Nurse’s compassion eases pancreatic cancer patient’s fears
Kellie Bramlet Blackburn
It’s been more than a year since Jacquiela Dorsey, a stage IV pancreatic cancer patient, met Lady June Bolhorst, a clinical nurse who goes by L.J., but she knows she’ll never forget her. The kindness L.J. showed when Jaquelia was nervous about receiving a biopsy left an impression. Here’s their story.
Coming to MD Anderson for a biopsy
Jacquiela: I was nervous about coming to MD Anderson. I had already had a Whipple procedure, a long and complicated surgery, at a hospital in New Orleans, about four hours from where I live in Monroe, Louisiana. Then, my doctor recommended that I do my chemotherapy at MD Anderson – another big hospital in a big city.
Before I started chemo, I had to have a biopsy. I was so nervous about that biopsy. I was worried that the local anesthetic would wear off and I would be able to feel that pain. I was nervous my blood pressure would spike and we’d have to reschedule.
But then the nurse – L.J. – came in. She didn’t leave my side the whole time. She was just really caring and comforting. She distracted me while the biopsy was performed. We talked about what it was like growing up with unusual names. We laughed and said we wondered what our mothers were thinking.
When they said the biopsy was over, I said I was still waiting for it to start! I felt like I was just having tea with an old friend.
L.J.: When I came in, I could tell Jacquiela was nervous. But I just did what I always do. My preference is to always be with the patients during a procedure, so I stayed by her. I try to explain what’s going on and make it easier for them.
Finding ways to thank a nurse
Jaquiela: I saw a sign in the hospital that said “Have you had an excellent nurse?” and I thought, “You know, I really have!” It was advertising the Daisy Award.
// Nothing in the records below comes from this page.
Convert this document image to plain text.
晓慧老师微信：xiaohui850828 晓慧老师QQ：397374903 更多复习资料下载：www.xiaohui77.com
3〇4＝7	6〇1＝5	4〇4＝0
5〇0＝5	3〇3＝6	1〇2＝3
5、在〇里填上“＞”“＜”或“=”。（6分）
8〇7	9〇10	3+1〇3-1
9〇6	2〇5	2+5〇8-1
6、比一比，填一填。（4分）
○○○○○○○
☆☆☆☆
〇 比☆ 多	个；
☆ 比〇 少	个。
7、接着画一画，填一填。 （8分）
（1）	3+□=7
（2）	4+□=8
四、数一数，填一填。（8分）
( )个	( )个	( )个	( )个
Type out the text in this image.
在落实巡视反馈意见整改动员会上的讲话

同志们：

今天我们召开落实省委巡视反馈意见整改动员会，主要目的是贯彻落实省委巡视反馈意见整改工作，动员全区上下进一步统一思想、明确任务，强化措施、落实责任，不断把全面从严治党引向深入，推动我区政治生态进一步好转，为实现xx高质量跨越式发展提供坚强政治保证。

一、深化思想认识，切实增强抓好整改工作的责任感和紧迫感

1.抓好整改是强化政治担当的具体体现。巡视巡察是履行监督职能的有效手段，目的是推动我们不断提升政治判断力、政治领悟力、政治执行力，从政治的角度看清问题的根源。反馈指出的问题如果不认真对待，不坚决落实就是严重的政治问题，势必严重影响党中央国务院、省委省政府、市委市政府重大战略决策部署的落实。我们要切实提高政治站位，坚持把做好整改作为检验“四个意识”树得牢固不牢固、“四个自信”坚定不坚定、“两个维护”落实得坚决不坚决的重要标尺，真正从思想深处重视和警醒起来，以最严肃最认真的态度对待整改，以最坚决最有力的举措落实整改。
I asked L.J. how to nominate her, and she said that wasn’t necessary. So I tracked down another staff member and asked them how to do it. I don’t get the impression that anyone at MD Anderson comes to work for the accolades, but so many of them deserve it – especially L.J.
L.J.: The Daisy Award is a national award given to extraordinary and compassionate nurses across the country four times a year. I’m very humbled and grateful for her recognition. I treat each of my patients as if they were my family, and I don’t expect them to nominate me for any awards in return.
Jacquiela: L.J. made me feel special, but I was pretty sure she was just doing what she always does. You know that saying, “People may not remember exactly what you did, or what you said, but they will always remember how you made them feel”? Well, I’ll always remember how L.J. made me feel that day.